Moises: Will having different values ever work?

Moises: Will having different values ever work?

R: Hi, Singlestalk. My girlfriend and I are so different. She’s a nurse and is working on her papers to settle permanently abroad. I’m the eldest in the family and we have a successful business here in Cebu. I’m taking over when my dad retires. She’s not thinking about settling down until she’s 35. We’re both 25. That’s still 10 long years and I’m just waiting for her to be ready. I’m pretty stable enough to start a family. But there are still a lot of things that she still wants to do for her family like letting her brothers finish school, or building a house for her folks. Even our religious beliefs are fundamentally different. We’re now in our second year and these differences are creating friction. Is there a future for two people taking two seemingly diverse paths?

DJ: The best relationships I know are between two people who can be themselves. Being different from each other is a chance to look at things in a new way. Any healthy relationship involves compromise. Relentlessly trying to change another person to fit one’s ideal, though, is a tough battle to win. Just my opinion. What’s challenging about changing one’s core values is the reality that there is no right or wrong way. It’s just that they’re deeply rooted. But I am seeing an overlap in your situation which is cool. She isn’t settling down soon because she loves her family. You’re not leaving the country because you value your family. Love of family is an area you both share. Work from there.

How willing are you, for instance, to postpone your goal of getting married? How open is she about sustaining a family in the Philippines? Differences can derail a relationship if these are areas where they are held very strongly by you or by both of you. Is the exchange mostly friendly rather than combative? Or are they highlighting your ability and willingness to talk through these diversities? Does she have lots of other qualities that you are attracted to?

I once mentioned a relationship I shared with a celebrity. We obviously loved each other. However, she felt that what we had was at the expense of her career. And it was important for her. She dreamed about it all her life. Needless to say, she chose to leave in the end. It was the worst heartbreak ever. But now in hindsight, I can say it is okay. We’re separately growing and are becoming better persons given the diverse paths we chose.

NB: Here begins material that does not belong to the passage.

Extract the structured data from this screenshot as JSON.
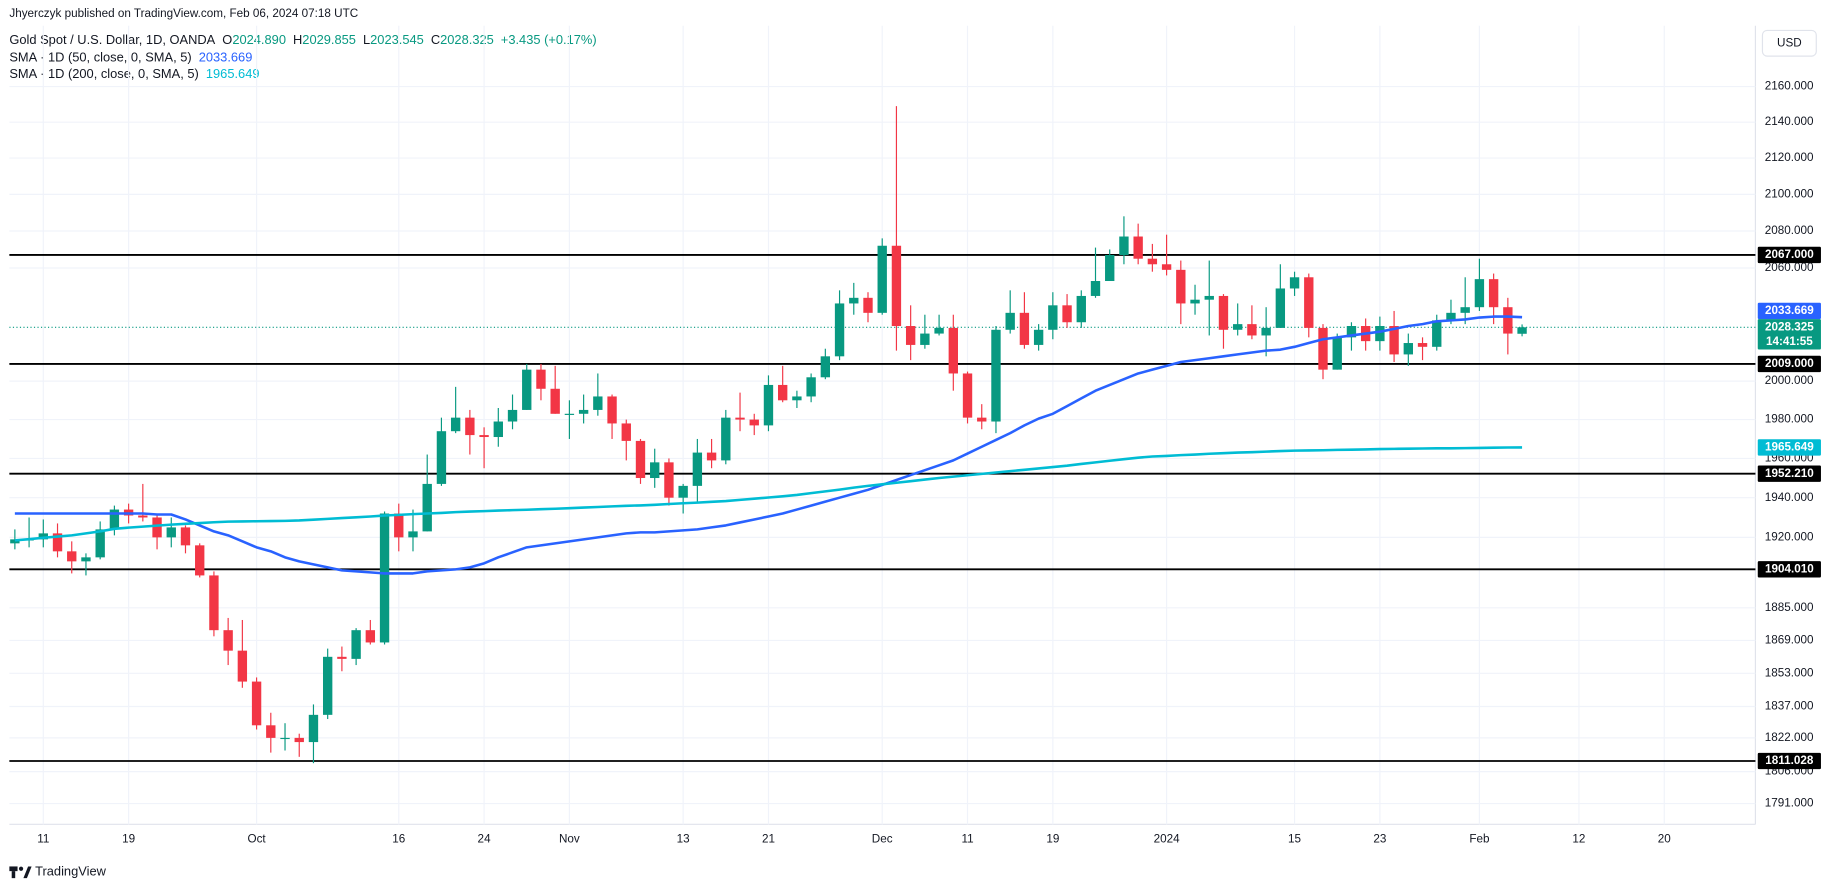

When a relationship is starting, both parties are usually willing to make some sacrifices. But since the relationship has been going on for two years, you may not always see fireworks like you did in the early stages of your relationship. Don’t freak out. But hopefully you are not feeling that you are giving up more than your partner. While love ideally is unconditional, it is economics, too. Giving up too much can eat the relationship away. It can also lead to feelings of being exhausted and unhappy.

I suggest you both talk about your relationship expectations and ways you can support one another. Then work from there. Values are different from interests. If you like to watch “Darna” and she prefers “Lolong,” you can always enjoy the series separately. But if you’re stubborn about having children and she’s firm about not having one for example, that can be a problem. Respectful differences are healthy. To alter someone’s belief to stay healthy is not.

Weigh the similarities against the differences and see whether the balance is one you can both work with. Opposites attract but they don’t always have staying power. However, if both of you can also get past these somewhat unsettling realities, you’re more likely to be ready to have a happy, fulfilling lifelong partnership. You’re still dating. Get to know more about each other. Take this chance at long-term happiness.